While giving Mana Lomi® to a client, it is important to stay focused to take in vital information. Perceptivity rewards attentive full body listening. Stay alert, fully present and clearly focused to connect with the felt sense of your client's tissues. Like a potter sculpting living clay, carefully shape complex living tissue in a multidimensional body/mind/soul-time matrix. With vigilant problem solving focus, work through soft tissue to communicate down to the bones where Hawaiians believe soul memories, including those from previous lives, are stored. Sense your client's physical restrictions releasing, their pain easing and their mind quieting as their self-awareness grows. Allow your hands, your breath, your thoughts and your voice to be guided and to move surely and firmly, yet gently.
Mana Lomi® is clinically oriented, problem solving lomi.

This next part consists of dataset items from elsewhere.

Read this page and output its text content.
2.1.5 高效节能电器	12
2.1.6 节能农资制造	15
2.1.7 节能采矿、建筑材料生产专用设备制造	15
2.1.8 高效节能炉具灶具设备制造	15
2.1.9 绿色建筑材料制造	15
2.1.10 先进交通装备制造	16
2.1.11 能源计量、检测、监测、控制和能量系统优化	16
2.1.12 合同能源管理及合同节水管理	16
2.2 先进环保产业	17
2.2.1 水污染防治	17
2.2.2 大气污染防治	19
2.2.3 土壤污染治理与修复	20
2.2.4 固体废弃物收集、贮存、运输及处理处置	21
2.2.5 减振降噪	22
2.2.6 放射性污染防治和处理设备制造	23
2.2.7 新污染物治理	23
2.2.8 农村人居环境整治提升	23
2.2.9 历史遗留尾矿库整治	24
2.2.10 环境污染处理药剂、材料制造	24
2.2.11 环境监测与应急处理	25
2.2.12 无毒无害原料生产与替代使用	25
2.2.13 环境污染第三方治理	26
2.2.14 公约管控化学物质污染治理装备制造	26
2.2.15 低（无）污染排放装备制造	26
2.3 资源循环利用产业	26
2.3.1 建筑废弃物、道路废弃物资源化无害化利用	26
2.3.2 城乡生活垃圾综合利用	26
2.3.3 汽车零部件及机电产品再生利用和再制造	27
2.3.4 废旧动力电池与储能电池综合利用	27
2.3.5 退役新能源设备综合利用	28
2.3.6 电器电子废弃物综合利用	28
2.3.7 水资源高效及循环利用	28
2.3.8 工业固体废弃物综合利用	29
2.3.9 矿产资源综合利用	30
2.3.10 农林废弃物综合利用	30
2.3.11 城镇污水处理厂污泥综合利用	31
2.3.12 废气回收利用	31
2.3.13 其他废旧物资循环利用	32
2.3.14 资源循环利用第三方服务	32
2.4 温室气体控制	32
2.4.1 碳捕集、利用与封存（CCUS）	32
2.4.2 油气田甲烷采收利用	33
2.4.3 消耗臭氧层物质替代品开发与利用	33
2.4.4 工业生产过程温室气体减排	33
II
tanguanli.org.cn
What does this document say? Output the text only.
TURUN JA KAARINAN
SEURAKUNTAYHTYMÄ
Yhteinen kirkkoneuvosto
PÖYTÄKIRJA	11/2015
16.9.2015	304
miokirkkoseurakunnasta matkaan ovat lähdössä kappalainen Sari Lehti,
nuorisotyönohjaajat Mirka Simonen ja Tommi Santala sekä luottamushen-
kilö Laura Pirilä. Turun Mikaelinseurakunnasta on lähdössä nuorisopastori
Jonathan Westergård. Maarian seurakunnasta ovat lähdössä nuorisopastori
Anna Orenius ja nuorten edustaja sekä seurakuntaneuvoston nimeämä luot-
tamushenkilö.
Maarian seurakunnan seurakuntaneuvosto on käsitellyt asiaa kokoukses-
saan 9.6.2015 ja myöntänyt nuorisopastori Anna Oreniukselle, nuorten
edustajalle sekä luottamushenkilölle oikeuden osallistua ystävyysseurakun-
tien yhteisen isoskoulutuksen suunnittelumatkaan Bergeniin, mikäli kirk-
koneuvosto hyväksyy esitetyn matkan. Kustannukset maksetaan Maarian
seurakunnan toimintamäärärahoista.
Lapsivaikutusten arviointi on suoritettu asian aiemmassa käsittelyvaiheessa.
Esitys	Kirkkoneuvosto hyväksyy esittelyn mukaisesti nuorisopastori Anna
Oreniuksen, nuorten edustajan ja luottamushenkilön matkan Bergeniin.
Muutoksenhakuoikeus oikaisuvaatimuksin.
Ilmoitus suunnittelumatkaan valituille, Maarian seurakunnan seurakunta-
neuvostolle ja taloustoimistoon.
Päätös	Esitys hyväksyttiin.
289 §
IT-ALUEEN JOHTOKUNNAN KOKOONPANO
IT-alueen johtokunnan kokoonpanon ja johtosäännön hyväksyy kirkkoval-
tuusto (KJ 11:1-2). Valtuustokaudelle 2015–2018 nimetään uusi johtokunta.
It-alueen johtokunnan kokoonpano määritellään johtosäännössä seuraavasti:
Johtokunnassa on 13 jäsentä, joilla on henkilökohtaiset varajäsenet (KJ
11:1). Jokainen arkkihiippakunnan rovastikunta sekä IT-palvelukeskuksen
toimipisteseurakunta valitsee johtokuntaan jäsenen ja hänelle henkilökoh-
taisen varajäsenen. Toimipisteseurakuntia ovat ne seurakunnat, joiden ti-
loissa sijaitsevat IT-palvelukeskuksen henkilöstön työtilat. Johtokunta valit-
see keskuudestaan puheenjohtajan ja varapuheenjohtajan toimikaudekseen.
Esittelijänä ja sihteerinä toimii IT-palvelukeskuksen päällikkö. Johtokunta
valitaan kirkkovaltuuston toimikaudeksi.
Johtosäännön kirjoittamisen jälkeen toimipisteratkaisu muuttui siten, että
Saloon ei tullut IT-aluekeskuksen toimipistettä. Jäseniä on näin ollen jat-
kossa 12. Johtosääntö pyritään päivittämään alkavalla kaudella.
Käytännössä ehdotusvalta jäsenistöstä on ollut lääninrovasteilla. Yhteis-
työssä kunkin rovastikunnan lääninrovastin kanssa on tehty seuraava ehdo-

Students learn to support clients in injury prevention and recovery, as well as to provide stress relief and relaxation using traditional Hawaiian healing concepts which work with the body, mind and spirit. Classes teach the students investigative, clinical thinking and loving hands-on healing techniques. They address the muscular and connective tissue systems, the circulatory system, and the nervous system, as well as the effects of thoughts, feelings and beliefs on our bodies. Compression traction techniques applied to tendons and joint mobilization techniques are developed in the advanced classes. All classes include ho'oponopono (the concept of right relationship), chants and use of breath and meditation. Use of hot stones, cleansing and sweat lodges are part of advanced training. We use Mana Lomi® to help people help themselves and to obtain immediate and long-term results.
The Mana Lomi® approach focuses on "unlimited healing potential," and aligns with a period in Hawaiian pre-history recognized by some people as Lemuria, when people lived cooperatively and harmoniously and could "fly with the birds, swim with the fish, and know and understand all things." We recognize our current era as an auspicious time to be alive and we visualize desired outcome for specific body issues, for systemic health and for global well-being. Aloha.